Unsatisfied with Morris J’s decision, the CAA requested permission to appeal on the following three grounds:

  • ground 1 – there is no dominant purpose test for legal advice privilege;
  • ground 2 – the approach to multi-addressee communications was incorrect; and
  • ground 3 – an email and its attachment should be regarded as a single communication and the assessment of privilege in relation to one should not be carried out without reference to the other.

Decision on permission to appeal

In v CAA [2019], EWHC 336 (Admin), permission was refused; Morris J concluded none of the grounds had any reasonable prospects of success.

Dealing with ground 3 first, he held it was “clear that if an email attaches a pre-existing document, the pre-existing document is not covered by privilege merely because the covering email is” and moved swiftly on.

In relation to ground 1, Morris J remained unpersuaded to depart from his earlier finding that both the Court of Appeal in Three Rivers (No 5) and the House of Lords in Three Rivers (No 6) proceeded on the basis that there is a dominant purpose test for legal advice privilege. He was undeterred by the obiter comments of the Court of Appeal in SFO v ENRC that applying the dominant purpose test to legal advice privilege was “unnecessary”. Morris J decided these comments did not “undermine the position”, as the Court of Appeal had not been considering multi-addressee communications.

It followed that (even if it was arguable that multi-addressee communications should be considered as a single communication) ground 2 could not succeed; it is not enough that a purpose, but not the dominant purpose of the communication, was to obtain legal advice.

Down, but not out…

Although the case is significant in confirming that, in principle, claims for legal advice privilege are subject to a dominant purpose test (which had been a topic of debate for some time), it is only a first instance decision of the High Court. Not to be defeated, we understand that the CAA has asked the Court of Appeal for permission to appeal on grounds 1 and 2. It remains to be seen whether or not permission will be granted and, if so, what approach the Court of Appeal will take.

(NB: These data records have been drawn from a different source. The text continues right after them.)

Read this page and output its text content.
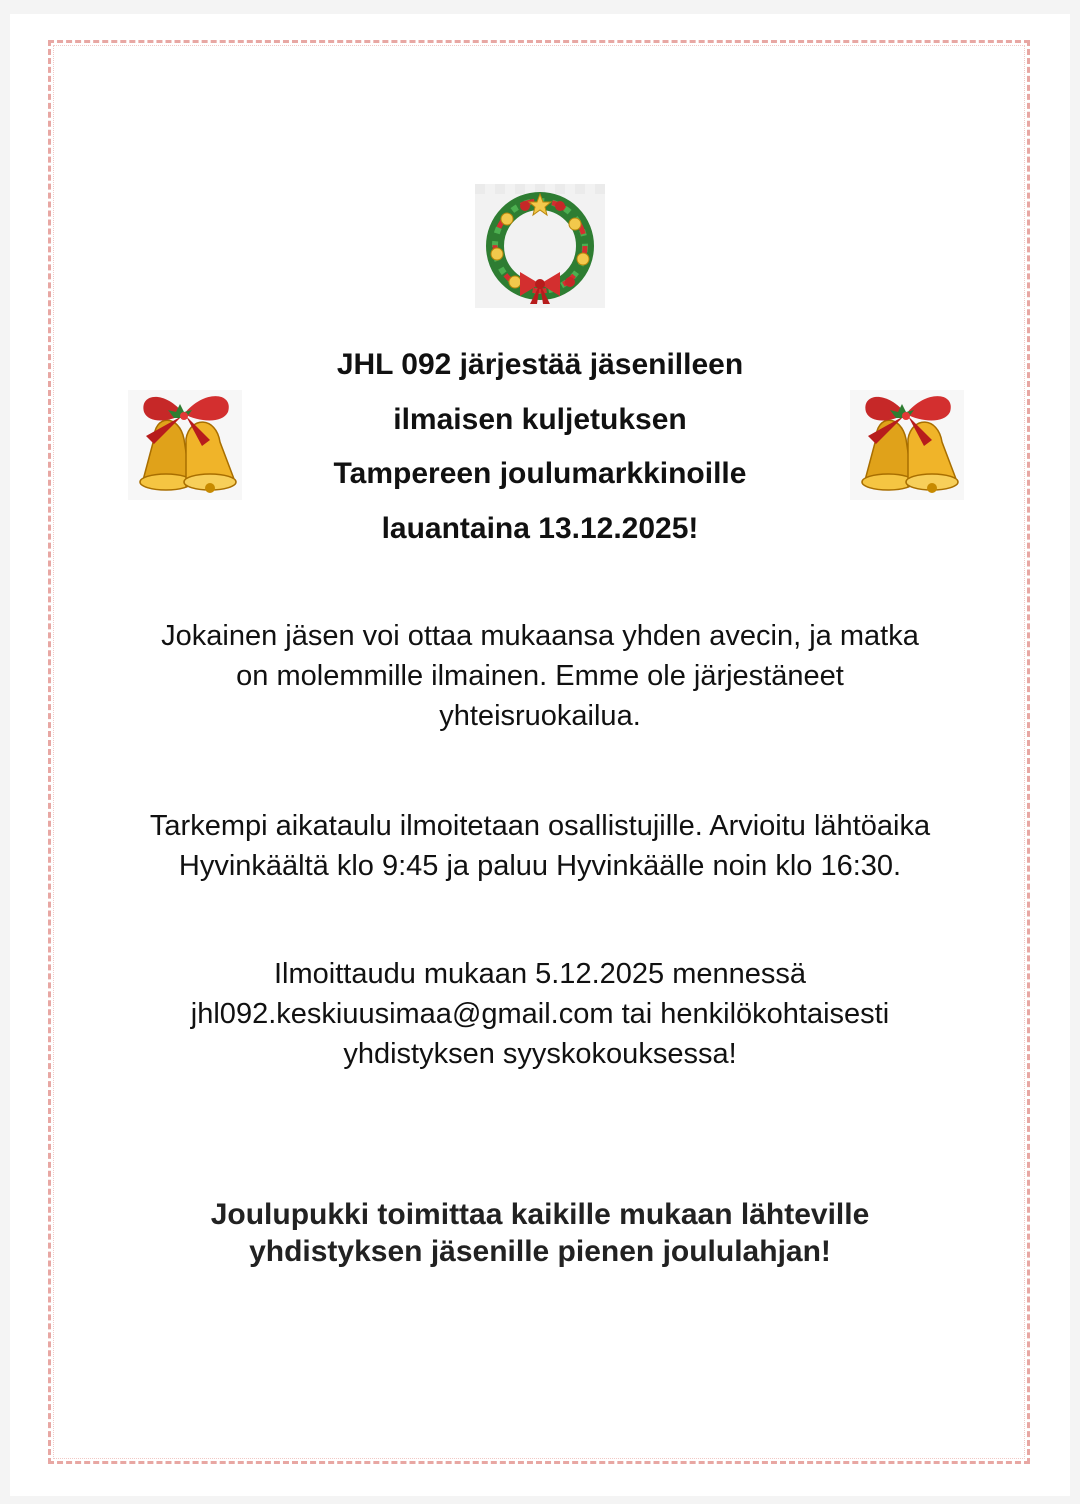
JHL 092 järjestää jäsenilleen
ilmaisen kuljetuksen
Tampereen joulumarkkinoille
lauantaina 13.12.2025!
Jokainen jäsen voi ottaa mukaansa yhden avecin, ja matka
on molemmille ilmainen. Emme ole järjestäneet
yhteisruokailua.
Tarkempi aikataulu ilmoitetaan osallistujille. Arvioitu lähtöaika
Hyvinkäältä klo 9:45 ja paluu Hyvinkäälle noin klo 16:30.
Ilmoittaudu mukaan 5.12.2025 mennessä
jhl092.keskiuusimaa@gmail.com tai henkilökohtaisesti
yhdistyksen syyskokouksessa!
Joulupukki toimittaa kaikille mukaan lähteville
yhdistyksen jäsenille pienen joululahjan!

In the meantime, this case is a useful reminder about the risks of sending multi-addressee emails to both lawyers and non-lawyers, particularly on contentious matters which might later be subject to disclosure. As Morris J put it, “the mere involvement of a lawyer is not enough to justify a claim for [legal advice] privilege” – the dominant purpose of a communication or document must be to obtain legal advice (and all of the usual other requirements for legal advice privilege to apply must be met).